Now he smiles, his dimples winking at her. "Why do you think?"

"Because she's a bloody slag, that's why!" Lily exclaims. "She dumped you for some older Auror bloke and then—"

James starts laughing. "I didn't call her a slag in the note I wrote to her, Evans." He pauses. "Lily."

"I would've," Lily mutters under her breath.

"You seriously can't think of a single reason why I might have told her I didn't want to get back together? Not one?"

"I suppose maybe…" She leans back a bit further to look at him more clearly, placing a hand on his bare shoulder to really appraise him. "…you finally realized she has a very silly name?"

He throws his head back to laugh, and it send a deep thrum of pleasure through Lily's entire being. Making him laugh feels good. No, it feels great, and she wonders for a flash of a second if he would let her make him laugh for the rest of time.

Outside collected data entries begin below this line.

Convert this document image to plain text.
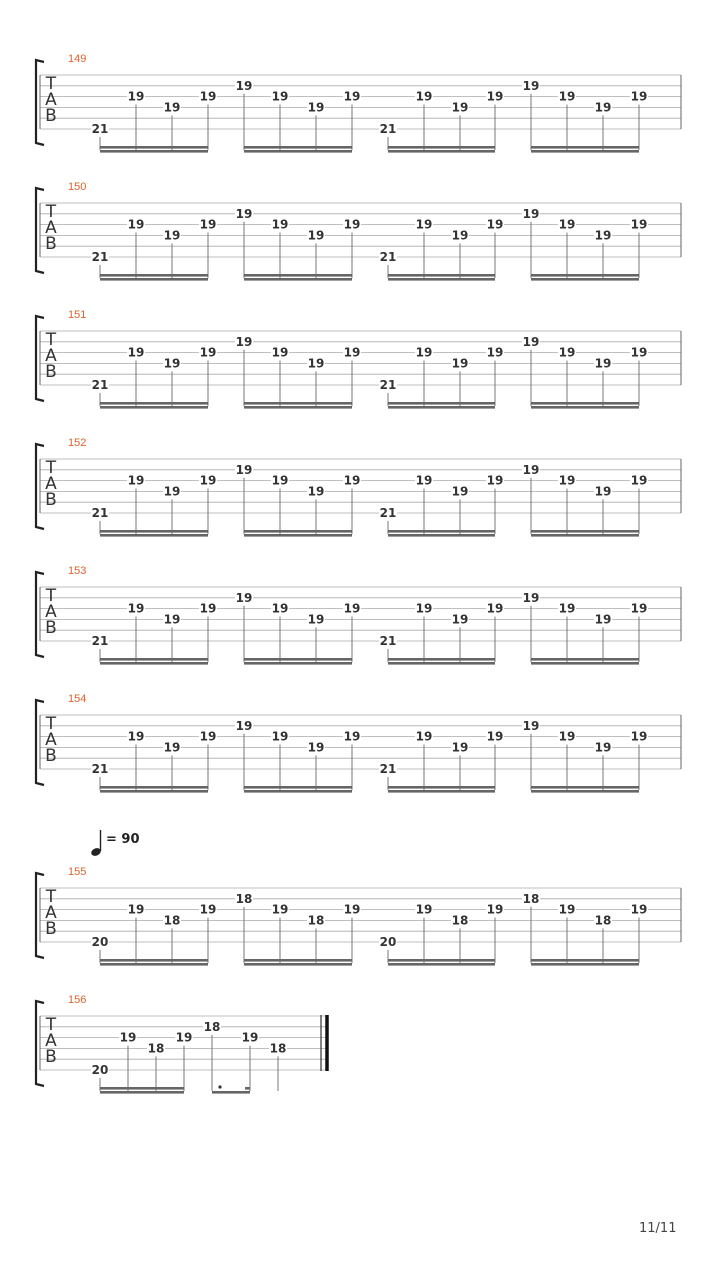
T
A
B
149
21
19
19
19
19
19
19
19
21
19
19
19
19
19
19
19
T
A
B
150
21
19
19
19
19
19
19
19
21
19
19
19
19
19
19
19
T
A
B
151
21
19
19
19
19
19
19
19
21
19
19
19
19
19
19
19
T
A
B
152
21
19
19
19
19
19
19
19
21
19
19
19
19
19
19
19
T
A
B
153
21
19
19
19
19
19
19
19
21
19
19
19
19
19
19
19
T
A
B
154
21
19
19
19
19
19
19
19
21
19
19
19
19
19
19
19
T
A
B
155
20
19
18
19
18
19
18
19
20
19
18
19
18
19
18
19
= 90
T
A
B
156
20
19
18
19
18
19
18
11/11
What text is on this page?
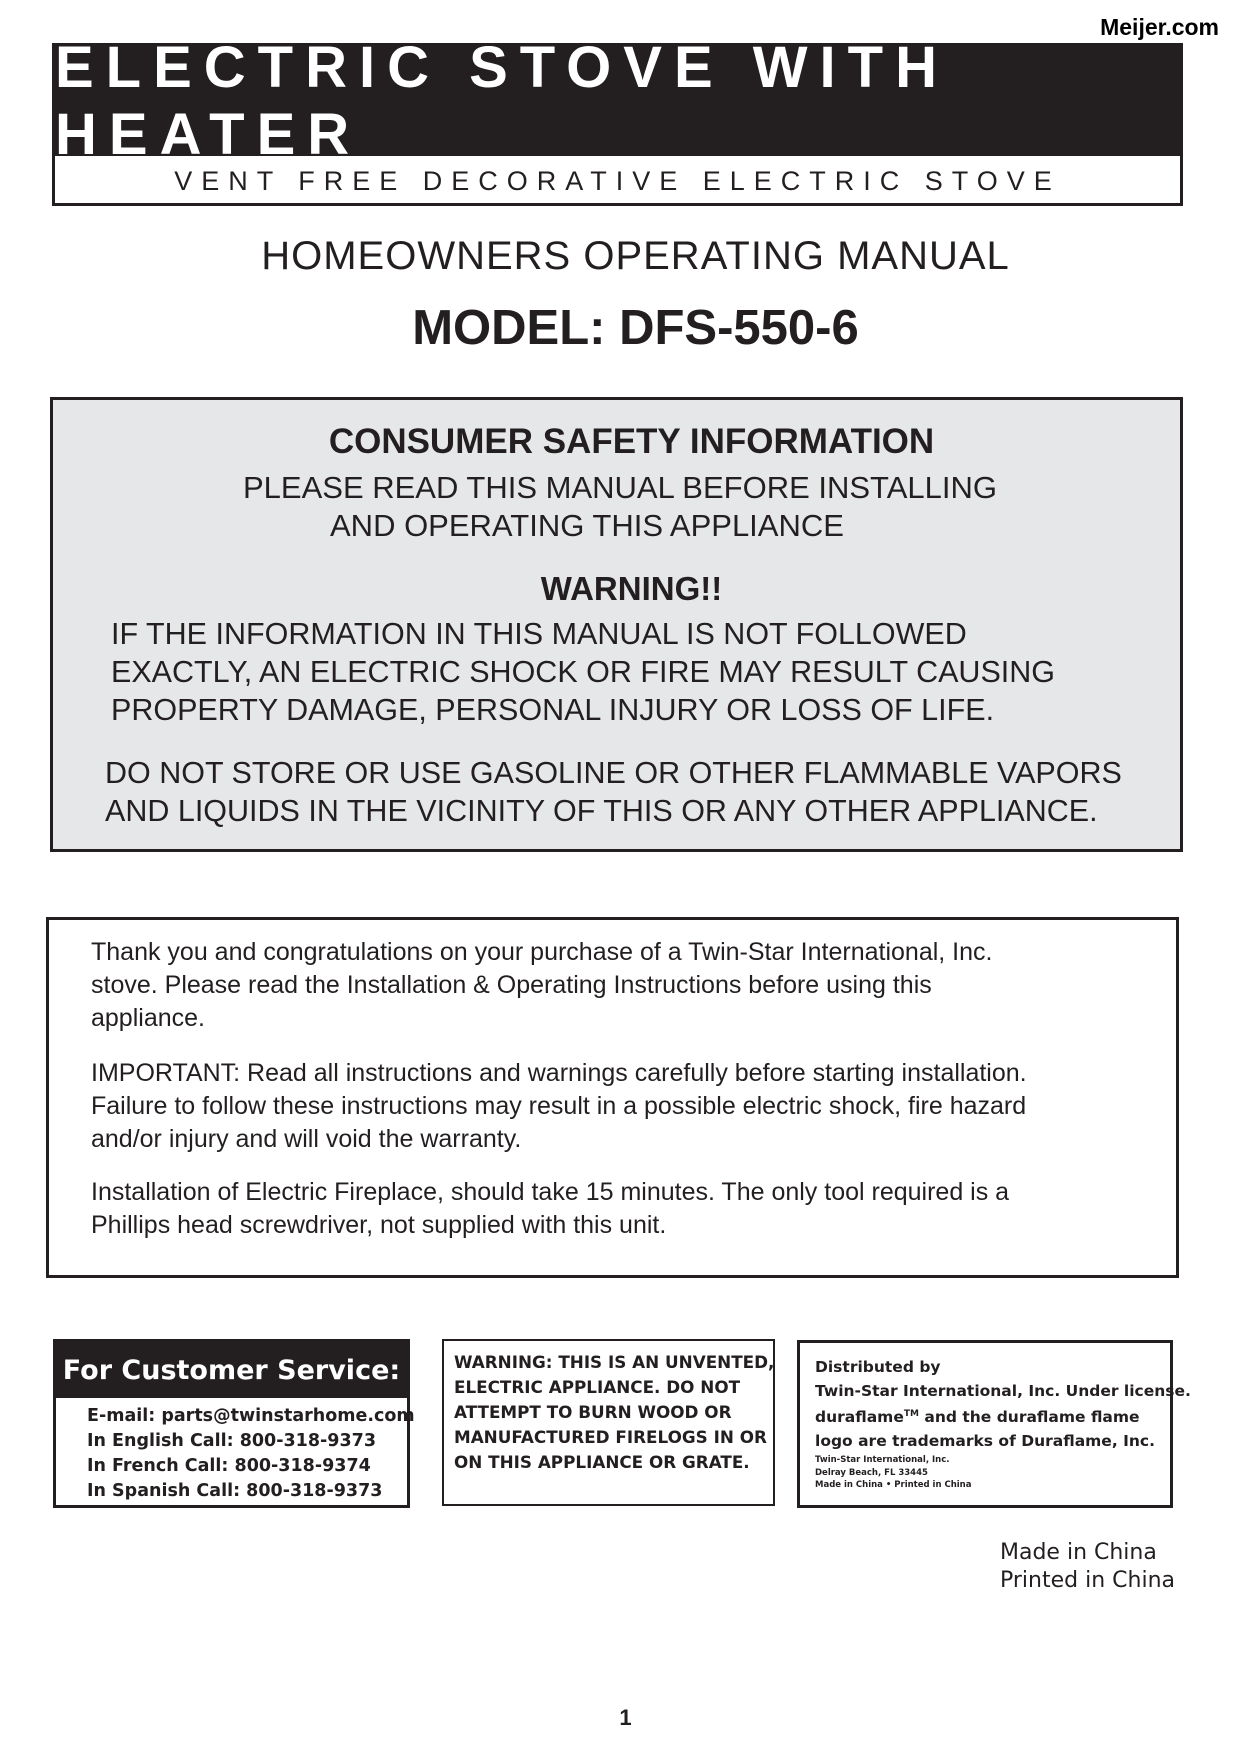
Meijer.com
ELECTRIC STOVE WITH HEATER
VENT FREE DECORATIVE ELECTRIC STOVE
HOMEOWNERS OPERATING MANUAL
MODEL: DFS-550-6
CONSUMER SAFETY INFORMATION
PLEASE READ THIS MANUAL BEFORE INSTALLING
AND OPERATING THIS APPLIANCE
WARNING!!
IF THE INFORMATION IN THIS MANUAL IS NOT FOLLOWED
EXACTLY, AN ELECTRIC SHOCK OR FIRE MAY RESULT CAUSING
PROPERTY DAMAGE, PERSONAL INJURY OR LOSS OF LIFE.
DO NOT STORE OR USE GASOLINE OR OTHER FLAMMABLE VAPORS
AND LIQUIDS IN THE VICINITY OF THIS OR ANY OTHER APPLIANCE.
Thank you and congratulations on your purchase of a Twin-Star International, Inc.
stove. Please read the Installation & Operating Instructions before using this
appliance.
IMPORTANT: Read all instructions and warnings carefully before starting installation.
Failure to follow these instructions may result in a possible electric shock, fire hazard
and/or injury and will void the warranty.
Installation of Electric Fireplace, should take 15 minutes. The only tool required is a
Phillips head screwdriver, not supplied with this unit.
For Customer Service:
E-mail: parts@twinstarhome.com
In English Call: 800-318-9373
In French Call: 800-318-9374
In Spanish Call: 800-318-9373
WARNING: THIS IS AN UNVENTED,
ELECTRIC APPLIANCE. DO NOT
ATTEMPT TO BURN WOOD OR
MANUFACTURED FIRELOGS IN OR
ON THIS APPLIANCE OR GRATE.
Distributed by
Twin-Star International, Inc. Under license.
duraflame™ and the duraflame flame
logo are trademarks of Duraflame, Inc.
Twin-Star International, Inc.
Delray Beach, FL 33445
Made in China • Printed in China
Made in China
Printed in China
1
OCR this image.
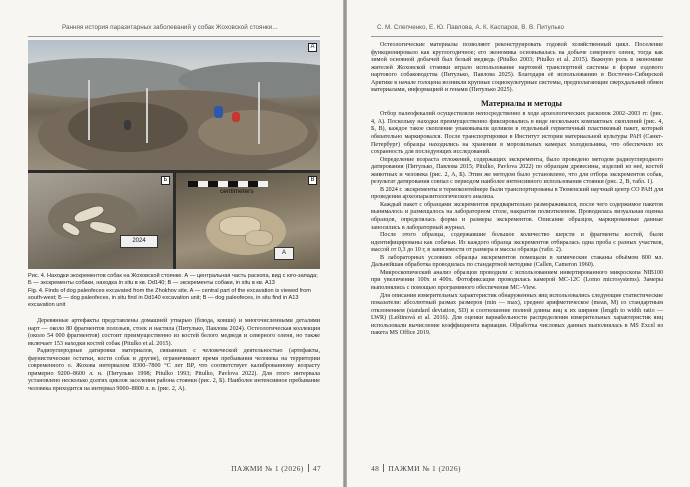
Ранняя история паразитарных заболеваний у собак Жоховской стоянки...
А
2024
Б
centimeters
A
В

Рис. 4. Находки экскрементов собак на Жоховской стоянке. А — центральная часть раскопа, вид с юго-запада; Б — экскременты собаки, находка in situ в кв. Dd140; В — экскременты собаки, in situ в кв. A13

Fig. 4. Finds of dog paleofeces excavated from the Zhokhov site. A — central part of the excavation is viewed from south-west; Б — dog paleofeces, in situ find in Dd140 excavation unit; B — dog paleofeces, in situ find in A13 excavation unit

Деревянные артефакты представлены домашней утварью (блюда, ковши) и многочисленными деталями нарт — около 80 фрагментов полозьев, стоек и настила (Питулько, Павлова 2024). Остеологическая коллекция (около 54 000 фрагментов) состоит преимущественно из костей белого медведя и северного оленя, но также включает 153 находки костей собак (Pitulko et al. 2015).

Радиоуглеродные датировки материалов, связанных с человеческой деятельностью (артефакты, фаунистические остатки, кости собак и другие), ограничивают время пребывания человека на территории современного о. Жохова интервалом 8300–7800 °С лет BP, что соответствует калиброванному возрасту примерно 9200–8600 л. н. (Питулько 1998; Pitulko 1993; Pitulko, Pavlova 2022). Для этого интервала установлено несколько долгих циклов заселения района стоянки (рис. 2, Б). Наиболее интенсивное пребывание человека приходится на интервал 9000–8800 л. н. (рис. 2, А).

ПАЖМИ № 1 (2026) 47
С. М. Слепченко, Е. Ю. Павлова, А. К. Каспаров, В. В. Питулько

Остеологические материалы позволяют реконструировать годовой хозяйственный цикл. Поселение функционировало как круглогодичное; его экономика основывалась на добыче северного оленя, тогда как зимой основной добычей был белый медведь (Pitulko 2003; Pitulko et al. 2015). Важную роль в экономике жителей Жоховской стоянки играло использование нартовой транспортной системы в форме ездового нартового собаководства (Питулько, Павлова 2025). Благодаря её использованию в Восточно-Сибирской Арктике в начале голоцена возникли крупные социокультурные системы, предполагающие сверхдальний обмен материалами, информацией и генами (Питулько 2025).

Материалы и методы

Отбор палеофекалий осуществляли непосредственно в ходе археологических раскопок 2002–2003 гг. (рис. 4, А). Поскольку находки преимущественно фиксировались в виде нескольких компактных скоплений (рис. 4, Б, В), каждое такое скопление упаковывали целиком в отдельный герметичный пластиковый пакет, который обязательно маркировался. После транспортировки в Институт истории материальной культуры РАН (Санкт-Петербург) образцы находились на хранении в морозильных камерах холодильника, что обеспечило их сохранность для последующих исследований.

Определение возраста отложений, содержащих экскременты, было проведено методом радиоуглеродного датирования (Питулько, Павлова 2015; Pitulko, Pavlova 2022) по образцам древесины, изделий из неё, костей животных и человека (рис. 2, А, Б). Этим же методом было установлено, что для отбора экскрементов собак, результат датирования совпал с периодом наиболее интенсивного использования стоянки (рис. 2, В, табл. 1).

В 2024 г. экскременты в термоконтейнере были транспортированы в Тюменский научный центр СО РАН для проведения археопаразитологического анализа.

Каждый пакет с образцами экскрементов предварительно размораживался, после чего содержимое пакетов вынималось и размещалось на лабораторном столе, накрытом полиэтиленом. Проводилась визуальная оценка образцов, определялась форма и размеры экскрементов. Описание образцов, маркированные данные заносились в лабораторный журнал.

После этого образцы, содержавшие большое количество шерсти и фрагменты костей, были идентифицированы как собачьи. Из каждого образца экскрементов отбиралась одна проба с разных участков, массой от 0,3 до 10 г, в зависимости от размера и массы образца (табл. 2).

В лабораторных условиях образцы экскрементов помещали в химические стаканы объёмом 800 мл. Дальнейшая обработка проводилась по стандартной методике (Callen, Cameron 1960).

Микроскопический анализ образцов проводили с использованием инвертированного микроскопа NIB100 при увеличении 100х и 400х. Фотофиксация проводилась камерой MC-12C (Lomo microsystems). Замеры выполнялись с помощью программного обеспечения MC–View.

Для описания измерительных характеристик обнаруженных яиц использовались следующие статистические показатели: абсолютный размах размеров (min — max), среднее арифметическое (mean, M) со стандартным отклонением (standard deviation, SD) и соотношение полной длины яиц к их ширине (length to width ratio — LWR) (Leštinová et al. 2016). Для оценки вариабельности распределения измерительных характеристик яиц использовали вычисление коэффициента вариации. Обработка числовых данных выполнялась в MS Excel из пакета MS Office 2019.

48 ПАЖМИ № 1 (2026)
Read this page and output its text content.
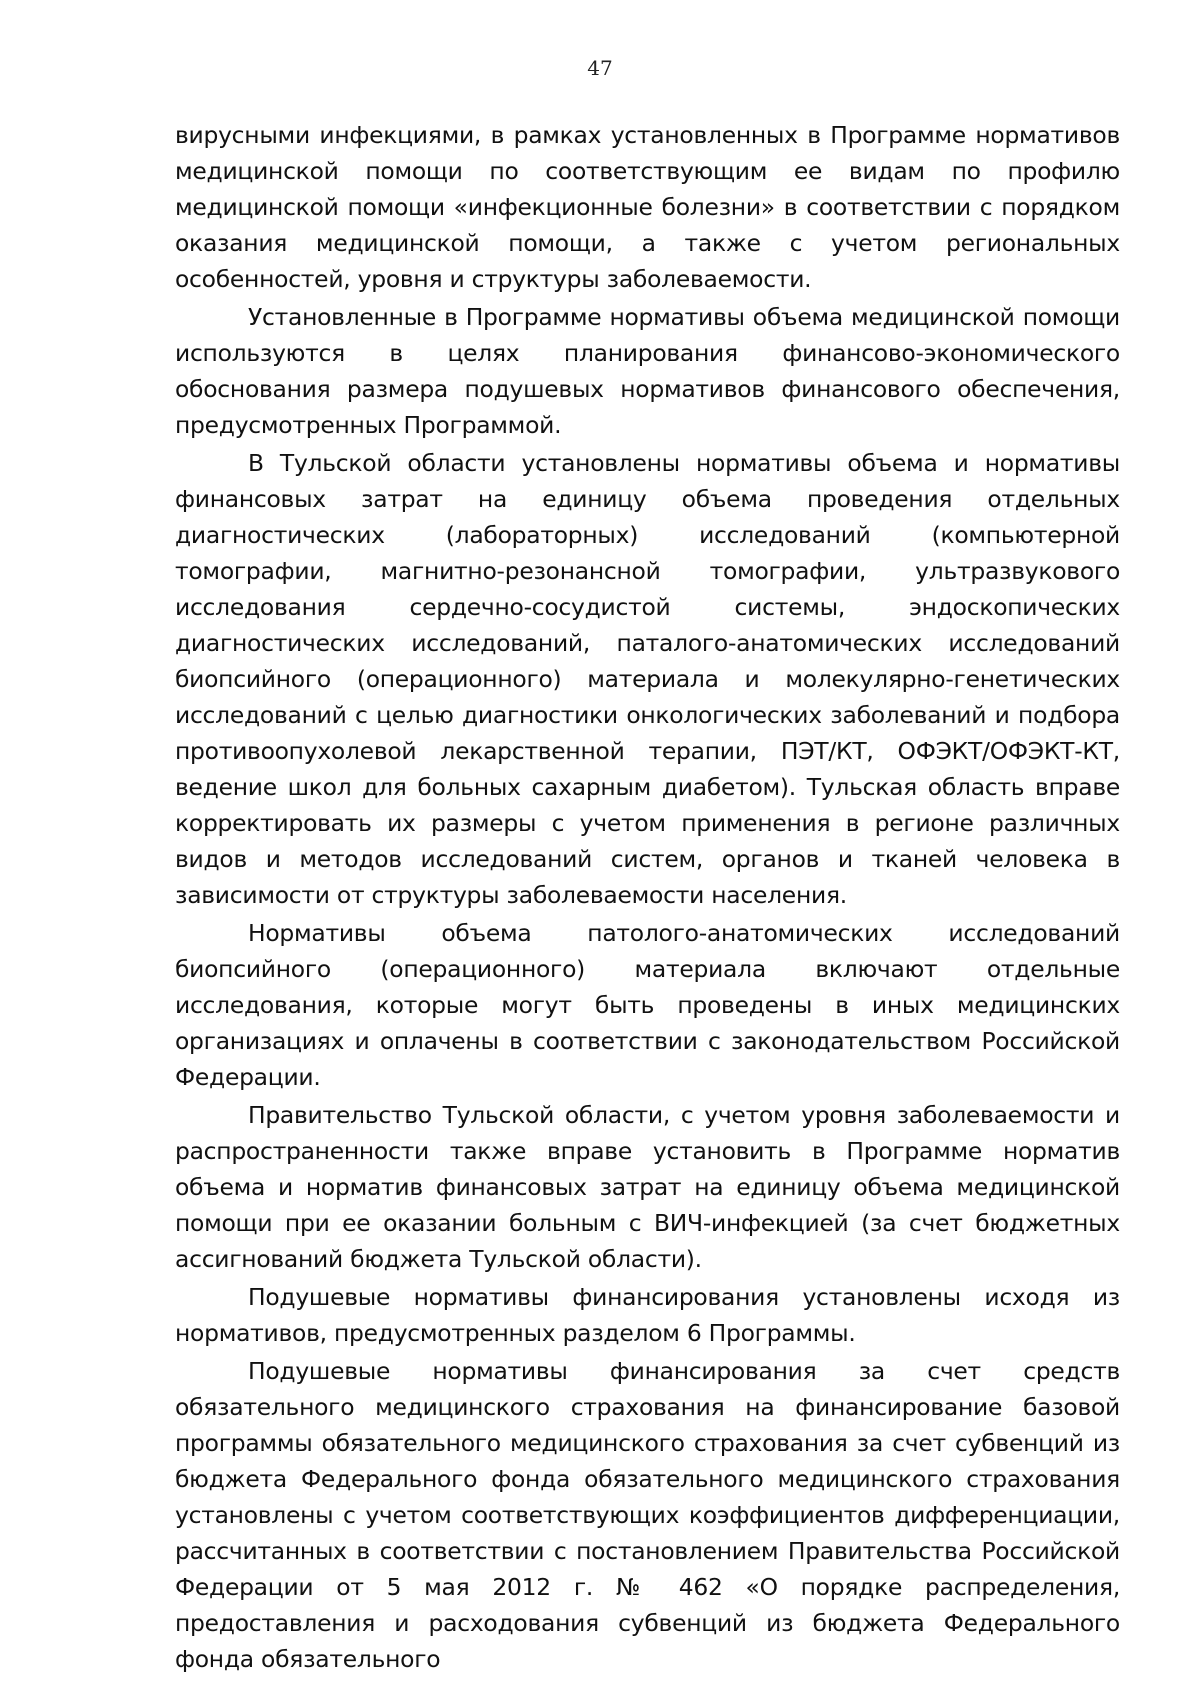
47

вирусными инфекциями, в рамках установленных в Программе нормативов медицинской помощи по соответствующим ее видам по профилю медицинской помощи «инфекционные болезни» в соответствии с порядком оказания медицинской помощи, а также с учетом региональных особенностей, уровня и структуры заболеваемости.

Установленные в Программе нормативы объема медицинской помощи используются в целях планирования финансово-экономического обоснования размера подушевых нормативов финансового обеспечения, предусмотренных Программой.

В Тульской области установлены нормативы объема и нормативы финансовых затрат на единицу объема проведения отдельных диагностических (лабораторных) исследований (компьютерной томографии, магнитно-резонансной томографии, ультразвукового исследования сердечно-сосудистой системы, эндоскопических диагностических исследований, паталого-анатомических исследований биопсийного (операционного) материала и молекулярно-генетических исследований с целью диагностики онкологических заболеваний и подбора противоопухолевой лекарственной терапии, ПЭТ/КТ, ОФЭКТ/ОФЭКТ-КТ, ведение школ для больных сахарным диабетом). Тульская область вправе корректировать их размеры с учетом применения в регионе различных видов и методов исследований систем, органов и тканей человека в зависимости от структуры заболеваемости населения.

Нормативы объема патолого-анатомических исследований биопсийного (операционного) материала включают отдельные исследования, которые могут быть проведены в иных медицинских организациях и оплачены в соответствии с законодательством Российской Федерации.

Правительство Тульской области, с учетом уровня заболеваемости и распространенности также вправе установить в Программе норматив объема и норматив финансовых затрат на единицу объема медицинской помощи при ее оказании больным с ВИЧ-инфекцией (за счет бюджетных ассигнований бюджета Тульской области).

Подушевые нормативы финансирования установлены исходя из нормативов, предусмотренных разделом 6 Программы.

Подушевые нормативы финансирования за счет средств обязательного медицинского страхования на финансирование базовой программы обязательного медицинского страхования за счет субвенций из бюджета Федерального фонда обязательного медицинского страхования установлены с учетом соответствующих коэффициентов дифференциации, рассчитанных в соответствии с постановлением Правительства Российской Федерации от 5 мая 2012 г. № 462 «О порядке распределения, предоставления и расходования субвенций из бюджета Федерального фонда обязательного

James is now wiping tears of mirth from his eyes as his eyes refocus on Lily. "I mean, it is a silly name, but no. That's not why."

"Then why?" Lily asks now, her heart racing again. Can he feel it?

"Are you really going to make me spell it out for you, Evans?"

"Yes," she replies matter-of-factly.

He huffs. "Fine." His brown eyes then settle on her seriously, and she suddenly wants to run. She wasn't ready for this moment when she came down here, she realizes. Even after everything that Alice and Remus had said, she still somehow expected that James would be here with Hestia. James takes a deep breath. "It's because I like you, Evans."

The words lance through her with white hot heat, and the deep cupboard she'd been keeping in her heart springs open, capturing this exact moment and folding it with tenderness. This moment and all the moments before and all those that will come after live in the cupboard in Lily's heart, but this is the one she will remember most clearly.

"I—" Her voice is hoarse. She clears her throat. "I…feel the same way."

To her surprise, James doesn't laugh or even smile. He looks at her very, very intently and replies, "I've been waiting to hear you say that."

Without thinking, Lily leans forward and places a gentle kiss on James's lips. They stay there like that for a long time under the broad expansive sky, littered with a million blinking stars.